Survey research is quickly becoming the number one tool that market researchers use to gather data. The advent of online survey tools has led to widespread use of quantitative surveys in order to collect, analyze, and use data that can contribute to a more effective business model, better marketing strategies, improved customer service and more.
Survey research methods have been shown time and time again to benefit market researchers and improve ROI. Yet depending on the type of research you are doing, survey research may not be as appropriate. Here are the advantages and disadvantages of surveys:
Advantages of Survey Research
Surveys – particularly online surveys – have a very small cost per participant. Even with incentives, the cost per response is often far less than the cost of running a focus group or a phone interview, while the responses you receive can number into the thousands.
- Data Collection
Data collection is much easier with surveys, which tend to use easy to read data sources that can be compiled and analyzed as needed for your market research needs. The qualitative research techniques of other market research methods may yield some interesting answers, but the ability to analyze themes becomes a much more difficult (and possibly inaccurate) process.
- Sample Size
Sample size is one of the most underrated aspects of all types of research, including market research. Far too many companies make the mistake of assuming their small sample of only a few dozen participants is enough to make any firm conclusions. Surveys allow you to reach thousands of possible participants if necessary, which ensures a more accurate sample in which to draw conclusions.
- Candid Responses
The anonymity of surveys allows people to feel more candid with their responses. To get accurate data, you need your participants to be as honest as possible with their answers. Surveys provide more honest responses than other types of research methodology, especially if it is clear that the answers will remain confidential.

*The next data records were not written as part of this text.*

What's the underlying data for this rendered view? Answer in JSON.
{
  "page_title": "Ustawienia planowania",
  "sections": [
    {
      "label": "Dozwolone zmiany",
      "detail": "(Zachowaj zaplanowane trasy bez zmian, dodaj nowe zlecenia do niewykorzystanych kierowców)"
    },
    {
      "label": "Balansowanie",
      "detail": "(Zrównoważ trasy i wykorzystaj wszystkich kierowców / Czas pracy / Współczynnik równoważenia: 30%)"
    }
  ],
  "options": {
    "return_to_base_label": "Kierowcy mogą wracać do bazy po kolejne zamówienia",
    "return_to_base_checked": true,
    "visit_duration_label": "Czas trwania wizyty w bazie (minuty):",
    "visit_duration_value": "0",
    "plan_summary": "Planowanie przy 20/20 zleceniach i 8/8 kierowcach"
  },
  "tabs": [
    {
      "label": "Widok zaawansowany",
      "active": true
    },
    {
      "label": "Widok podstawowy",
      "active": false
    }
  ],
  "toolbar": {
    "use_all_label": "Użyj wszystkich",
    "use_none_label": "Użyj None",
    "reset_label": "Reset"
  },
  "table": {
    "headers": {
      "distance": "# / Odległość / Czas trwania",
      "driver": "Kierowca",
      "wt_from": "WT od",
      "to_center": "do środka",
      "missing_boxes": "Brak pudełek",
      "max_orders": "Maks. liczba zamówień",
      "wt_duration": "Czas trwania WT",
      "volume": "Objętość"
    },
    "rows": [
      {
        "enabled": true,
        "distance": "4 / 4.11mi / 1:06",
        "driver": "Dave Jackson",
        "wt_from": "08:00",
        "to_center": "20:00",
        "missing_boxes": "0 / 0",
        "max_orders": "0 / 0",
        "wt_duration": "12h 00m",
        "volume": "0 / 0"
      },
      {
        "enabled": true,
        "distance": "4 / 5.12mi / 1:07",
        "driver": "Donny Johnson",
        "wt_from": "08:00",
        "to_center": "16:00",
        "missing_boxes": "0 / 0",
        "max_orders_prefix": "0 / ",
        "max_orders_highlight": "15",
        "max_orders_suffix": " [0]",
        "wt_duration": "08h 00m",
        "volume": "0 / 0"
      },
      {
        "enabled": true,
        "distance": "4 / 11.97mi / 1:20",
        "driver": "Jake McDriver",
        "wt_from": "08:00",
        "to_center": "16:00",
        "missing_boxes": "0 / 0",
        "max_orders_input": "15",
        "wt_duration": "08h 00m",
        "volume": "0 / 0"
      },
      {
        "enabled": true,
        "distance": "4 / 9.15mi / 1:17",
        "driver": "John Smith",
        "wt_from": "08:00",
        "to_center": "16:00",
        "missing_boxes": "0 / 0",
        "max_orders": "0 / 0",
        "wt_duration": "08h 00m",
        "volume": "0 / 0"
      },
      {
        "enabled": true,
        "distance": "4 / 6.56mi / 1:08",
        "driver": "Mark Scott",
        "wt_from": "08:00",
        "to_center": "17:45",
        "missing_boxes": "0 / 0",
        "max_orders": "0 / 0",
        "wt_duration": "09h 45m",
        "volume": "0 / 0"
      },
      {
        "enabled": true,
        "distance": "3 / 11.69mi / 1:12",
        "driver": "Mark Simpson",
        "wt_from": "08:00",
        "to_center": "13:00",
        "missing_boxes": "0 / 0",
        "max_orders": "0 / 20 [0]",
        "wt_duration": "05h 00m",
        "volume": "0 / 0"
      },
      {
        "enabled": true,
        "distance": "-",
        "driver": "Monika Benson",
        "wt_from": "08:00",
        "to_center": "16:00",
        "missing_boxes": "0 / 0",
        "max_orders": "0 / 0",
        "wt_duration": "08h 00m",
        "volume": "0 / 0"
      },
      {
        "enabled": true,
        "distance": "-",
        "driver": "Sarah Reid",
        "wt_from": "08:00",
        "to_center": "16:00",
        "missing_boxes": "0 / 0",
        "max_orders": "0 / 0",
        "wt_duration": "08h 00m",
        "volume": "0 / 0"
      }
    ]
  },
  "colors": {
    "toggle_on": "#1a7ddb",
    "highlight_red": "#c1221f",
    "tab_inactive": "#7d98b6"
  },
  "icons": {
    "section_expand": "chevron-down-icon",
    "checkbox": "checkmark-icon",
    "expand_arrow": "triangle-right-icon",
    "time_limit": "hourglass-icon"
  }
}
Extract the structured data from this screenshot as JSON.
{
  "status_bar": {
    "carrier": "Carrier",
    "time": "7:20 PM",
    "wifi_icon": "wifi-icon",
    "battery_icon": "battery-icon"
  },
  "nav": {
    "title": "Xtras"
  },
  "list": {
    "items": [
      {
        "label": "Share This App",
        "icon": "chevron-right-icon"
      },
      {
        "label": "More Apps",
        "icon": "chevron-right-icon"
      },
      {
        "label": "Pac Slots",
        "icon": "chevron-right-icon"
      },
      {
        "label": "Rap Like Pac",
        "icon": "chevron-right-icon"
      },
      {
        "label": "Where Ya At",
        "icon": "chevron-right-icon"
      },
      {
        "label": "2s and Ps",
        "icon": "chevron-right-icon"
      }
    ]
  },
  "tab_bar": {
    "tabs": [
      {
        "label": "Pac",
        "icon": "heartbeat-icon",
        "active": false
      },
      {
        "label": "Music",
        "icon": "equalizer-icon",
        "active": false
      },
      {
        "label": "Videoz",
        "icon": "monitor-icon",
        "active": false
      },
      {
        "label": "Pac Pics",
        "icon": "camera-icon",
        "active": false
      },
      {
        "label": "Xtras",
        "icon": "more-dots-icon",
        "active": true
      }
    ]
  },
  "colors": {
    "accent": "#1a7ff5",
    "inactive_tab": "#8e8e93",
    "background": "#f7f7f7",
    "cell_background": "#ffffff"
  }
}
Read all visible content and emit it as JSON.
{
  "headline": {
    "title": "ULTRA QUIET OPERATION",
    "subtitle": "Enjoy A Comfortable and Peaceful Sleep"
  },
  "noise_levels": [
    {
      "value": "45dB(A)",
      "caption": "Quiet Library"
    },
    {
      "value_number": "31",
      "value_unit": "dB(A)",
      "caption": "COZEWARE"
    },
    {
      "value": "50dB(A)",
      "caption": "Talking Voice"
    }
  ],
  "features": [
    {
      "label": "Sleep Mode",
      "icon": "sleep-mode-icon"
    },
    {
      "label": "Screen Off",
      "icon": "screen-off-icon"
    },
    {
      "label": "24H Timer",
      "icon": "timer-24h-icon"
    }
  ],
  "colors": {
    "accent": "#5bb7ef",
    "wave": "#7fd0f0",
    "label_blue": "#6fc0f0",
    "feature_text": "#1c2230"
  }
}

Disadvantages of Survey Research
- Sample Choice
It’s up to the user to ensure they have a representative sample from which to collect data. Survey research is prone to researcher error, where assumptions are made about the sample that may not be accurate. For example, if you are researching low income communities, many may not have email access, so their voice won’t be heard in your data.
Another weakness of survey research is rigidity. Before you develop your survey, you need to remember to account for all possible answers and program the survey accordingly. If you fail to account for all possible answers you may be missing out on data. For example, if the participant wants to tell you something about your product, but doesn’t have space to do so, you will lose out on that data.
Survey Research for Marketing
Of all of the ways to perform market research, survey research is one of the most reliable and far reaching. It is, however, prone to user error. If the researcher is not prepared for running survey research, the data collected may not be as valuable. However, if the marketer understands how to use survey research effectively and accurately, it has been shown to be the best available way to collect and analyze data.